Cohan: Well, you mentioned Jim Grant now. Jim Grant was at Grant’s Interest Rate Observer, who’s a hero of mine even before this book, but this book makes him even a bigger hero. He did warn Jack. He thought Jack was overplaying his hand with GE Capital. He really went to town on Jeff, especially after Bill Gross, the bond king, who was at PIMCO in the early 2000s, and Jack and Bill Gross also warned Jeff Immelt about the risks building up at GE Capital and the way it was financing itself in the short-term commercial paper market. GE Capital was the largest borrower of commercial paper, and so Bill Gross warned Jeff Immelt. Jim Grant warned Jeff Immelt. Ravi Soria, a hedge fund manager, warned Jeff Immelt. His own treasurer warned him, took him down to the credit rating agencies, kind of made light of that. To be charitable, I think Jeff thought he knew better than other people and, you know, once he made a decision, that was kind of it, even though people warned him and he thought he could manage through the warnings.

Greenberg: And then, finally, as we mentioned before, General Electric was an original Dow component and it was replaced in 2018 by Walgreens. Now it’s still a massive company, but it’s being broken up as we speak. What’s the legacy of General Electric?

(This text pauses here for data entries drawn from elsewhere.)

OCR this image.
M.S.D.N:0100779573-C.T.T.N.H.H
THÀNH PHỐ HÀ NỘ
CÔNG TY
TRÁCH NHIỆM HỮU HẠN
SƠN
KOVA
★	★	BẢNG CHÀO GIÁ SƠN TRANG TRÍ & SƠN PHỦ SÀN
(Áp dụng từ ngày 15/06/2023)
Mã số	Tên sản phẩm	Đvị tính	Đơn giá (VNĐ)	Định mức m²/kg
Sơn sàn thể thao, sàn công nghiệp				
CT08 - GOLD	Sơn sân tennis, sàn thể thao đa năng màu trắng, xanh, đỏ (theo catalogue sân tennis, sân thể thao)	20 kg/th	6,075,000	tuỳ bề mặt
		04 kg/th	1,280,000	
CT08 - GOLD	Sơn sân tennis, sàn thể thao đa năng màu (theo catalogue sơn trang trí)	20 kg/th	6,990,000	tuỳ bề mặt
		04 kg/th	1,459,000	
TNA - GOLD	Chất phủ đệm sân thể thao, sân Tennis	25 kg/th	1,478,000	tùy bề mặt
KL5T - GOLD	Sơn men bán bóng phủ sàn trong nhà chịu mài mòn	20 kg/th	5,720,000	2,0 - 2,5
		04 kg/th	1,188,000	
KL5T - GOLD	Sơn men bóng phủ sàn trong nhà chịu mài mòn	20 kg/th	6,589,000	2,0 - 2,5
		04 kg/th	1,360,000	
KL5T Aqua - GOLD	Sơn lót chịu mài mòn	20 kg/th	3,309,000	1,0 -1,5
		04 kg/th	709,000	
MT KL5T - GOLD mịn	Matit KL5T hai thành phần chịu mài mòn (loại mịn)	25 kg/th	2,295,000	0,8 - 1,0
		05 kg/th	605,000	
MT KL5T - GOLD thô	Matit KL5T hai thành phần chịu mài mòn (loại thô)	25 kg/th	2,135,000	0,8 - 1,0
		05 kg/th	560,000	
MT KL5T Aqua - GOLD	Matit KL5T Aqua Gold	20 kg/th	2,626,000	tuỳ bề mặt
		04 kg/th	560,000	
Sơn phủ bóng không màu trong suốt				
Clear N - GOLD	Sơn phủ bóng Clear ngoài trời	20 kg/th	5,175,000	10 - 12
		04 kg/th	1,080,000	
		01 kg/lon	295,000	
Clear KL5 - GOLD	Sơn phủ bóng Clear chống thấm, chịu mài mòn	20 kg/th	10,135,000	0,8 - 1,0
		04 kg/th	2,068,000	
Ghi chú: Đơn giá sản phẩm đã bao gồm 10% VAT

Cohan: Well, I think it’s a cautionary tale in the end, Gregg. I mean, because you think to yourself, a company like Apple, or a company like Microsoft, or a company like Amazon or Google, they’re so big, they’re so powerful. I mean, GE was all of those things wrapped into one company. The most admired, the most valuable, the CEO of the century. And suddenly, now, in the beginning of 2023, it’s going to be broken up into three parts and it’s going to be no more. Well, I guess as Joseph Schumpeter said, the great Austrian historian who talked about creative destruction, this is an example of that. I mean, nothing unfortunately lasts forever and so as an investor, as an employee, as a CEO, as a management, you have to think about those things to try to avoid a fate that would have been inconceivable, that GE would be breaking itself up and be no longer relevant 20 years ago when Jack Welch was still head of the company or just given up being out of the company.

Greenberg: Congratulations on the book.

Cohan: Thank you very much. Thanks for having me.